We reviewed the literature to examine the vulnerability to water stress-induced embolism of Pinaceae relative to other conifers and to Study the inter-relationships among the main traits involved in the hydraulic function within the Pinaceae. Results showed that Pinaceae (particularly the genus Pinus) are more vulnerable to xylem embolism, and show less variability in this character, than other conifers.

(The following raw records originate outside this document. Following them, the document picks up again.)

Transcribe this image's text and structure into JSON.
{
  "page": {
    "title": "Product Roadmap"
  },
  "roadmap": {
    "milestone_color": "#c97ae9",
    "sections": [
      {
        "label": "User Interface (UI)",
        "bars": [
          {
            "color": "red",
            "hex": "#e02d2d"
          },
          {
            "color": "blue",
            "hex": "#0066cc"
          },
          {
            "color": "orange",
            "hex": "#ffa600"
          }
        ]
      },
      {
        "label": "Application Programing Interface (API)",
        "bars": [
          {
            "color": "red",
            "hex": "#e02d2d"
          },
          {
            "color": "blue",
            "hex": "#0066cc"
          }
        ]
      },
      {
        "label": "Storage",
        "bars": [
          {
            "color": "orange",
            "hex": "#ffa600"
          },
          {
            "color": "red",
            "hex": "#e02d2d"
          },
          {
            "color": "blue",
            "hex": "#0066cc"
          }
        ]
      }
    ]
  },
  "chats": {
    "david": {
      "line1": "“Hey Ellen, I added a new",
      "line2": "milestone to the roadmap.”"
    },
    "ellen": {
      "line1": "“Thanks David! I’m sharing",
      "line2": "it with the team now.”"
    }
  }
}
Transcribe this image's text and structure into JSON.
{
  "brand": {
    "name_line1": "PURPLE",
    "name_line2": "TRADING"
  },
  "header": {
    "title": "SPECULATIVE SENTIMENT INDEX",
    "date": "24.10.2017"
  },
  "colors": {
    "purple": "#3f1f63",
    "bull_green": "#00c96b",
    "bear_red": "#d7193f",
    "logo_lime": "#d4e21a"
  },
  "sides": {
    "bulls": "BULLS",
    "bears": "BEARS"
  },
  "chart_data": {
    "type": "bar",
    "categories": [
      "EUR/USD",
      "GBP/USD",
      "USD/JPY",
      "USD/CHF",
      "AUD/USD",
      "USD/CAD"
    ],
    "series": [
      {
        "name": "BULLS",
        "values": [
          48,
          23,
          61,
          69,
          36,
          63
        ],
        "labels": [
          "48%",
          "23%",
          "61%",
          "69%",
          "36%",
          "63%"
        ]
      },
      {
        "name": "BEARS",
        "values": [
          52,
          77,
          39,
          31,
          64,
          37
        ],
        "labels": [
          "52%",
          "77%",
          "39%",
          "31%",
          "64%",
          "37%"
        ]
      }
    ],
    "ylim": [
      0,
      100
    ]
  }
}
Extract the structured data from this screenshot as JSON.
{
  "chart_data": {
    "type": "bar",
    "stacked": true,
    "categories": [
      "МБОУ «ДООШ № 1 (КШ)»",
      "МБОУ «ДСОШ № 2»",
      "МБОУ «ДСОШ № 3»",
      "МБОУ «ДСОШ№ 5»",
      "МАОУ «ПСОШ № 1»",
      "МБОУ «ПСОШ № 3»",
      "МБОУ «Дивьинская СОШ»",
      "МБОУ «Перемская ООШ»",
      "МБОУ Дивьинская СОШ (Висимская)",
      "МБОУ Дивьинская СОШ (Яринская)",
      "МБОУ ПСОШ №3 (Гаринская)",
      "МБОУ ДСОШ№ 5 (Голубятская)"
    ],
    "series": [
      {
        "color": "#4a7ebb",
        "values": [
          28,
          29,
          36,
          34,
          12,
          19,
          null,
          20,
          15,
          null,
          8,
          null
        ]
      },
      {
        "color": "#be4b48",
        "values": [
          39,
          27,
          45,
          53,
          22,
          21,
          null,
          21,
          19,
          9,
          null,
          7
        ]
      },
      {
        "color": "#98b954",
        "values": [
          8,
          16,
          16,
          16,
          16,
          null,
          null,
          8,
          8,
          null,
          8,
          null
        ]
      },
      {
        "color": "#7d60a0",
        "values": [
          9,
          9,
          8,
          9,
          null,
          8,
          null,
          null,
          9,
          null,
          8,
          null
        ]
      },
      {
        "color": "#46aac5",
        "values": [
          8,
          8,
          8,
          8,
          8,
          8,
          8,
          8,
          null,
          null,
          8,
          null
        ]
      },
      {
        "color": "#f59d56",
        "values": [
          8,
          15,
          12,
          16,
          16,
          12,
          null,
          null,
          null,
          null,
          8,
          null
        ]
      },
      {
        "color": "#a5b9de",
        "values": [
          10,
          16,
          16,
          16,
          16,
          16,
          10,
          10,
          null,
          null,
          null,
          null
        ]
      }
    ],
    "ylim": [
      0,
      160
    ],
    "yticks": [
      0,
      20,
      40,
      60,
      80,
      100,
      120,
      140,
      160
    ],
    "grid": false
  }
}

Detailed data from 12 populations of Pinaceae (11 species) from three different areas (Pinol and Sala 2000; Martinez-Vilalta and Pinol 2002; Oliveras et al. 2003) was used to study the relationships among hydraulic properties of stems. These included: leaf-to-wood area ratio (A(L):A(W)), wood- and leaf-specific hydraulic conductivity (K-W and K-L, respectively), vulnerability to xylem embolism (Psi(50PLC)), carbon isotope composition of needles (delta(13)C) and minimum needle water potential (minimum Psi(L)). Results showed that hydraulic properties tended to be more correlated among each other than with indicators of environmental (precipitation to potential evapotranspiration ratio, P/E) or physiological water stress (minimum Psi(L)). The only exception was an increase of delta(13)C with decreasing minimum Psi(L) and P/E. Overall, A(L):A(W) ratio decreased with increasing vulnerability to xylem embolism, and with increasing K-W and K-L (P<0.05). We found a strong positive relationship between carbon isotope composition and the estimated maximum loss of conductivity due to xylem embolism under field conditions, suggesting stronger stomatal control in more vulnerable species with higher levels of native embolism. Overall, results are consistent with a range of drought-avoidance strategies to minimise the gradient of water potential through the xylem, and show that different relationships among traits are possible depending on the scale of study (individual vs. species or populations). The strong interdependence among hydraulic traits implies that no single trait is a sufficient predictor of drought-resistance in Pinaceae. Finally, it is hypothesised that the intrinsically vulnerable xylem of pines may limit their survival under extremely dry conditions.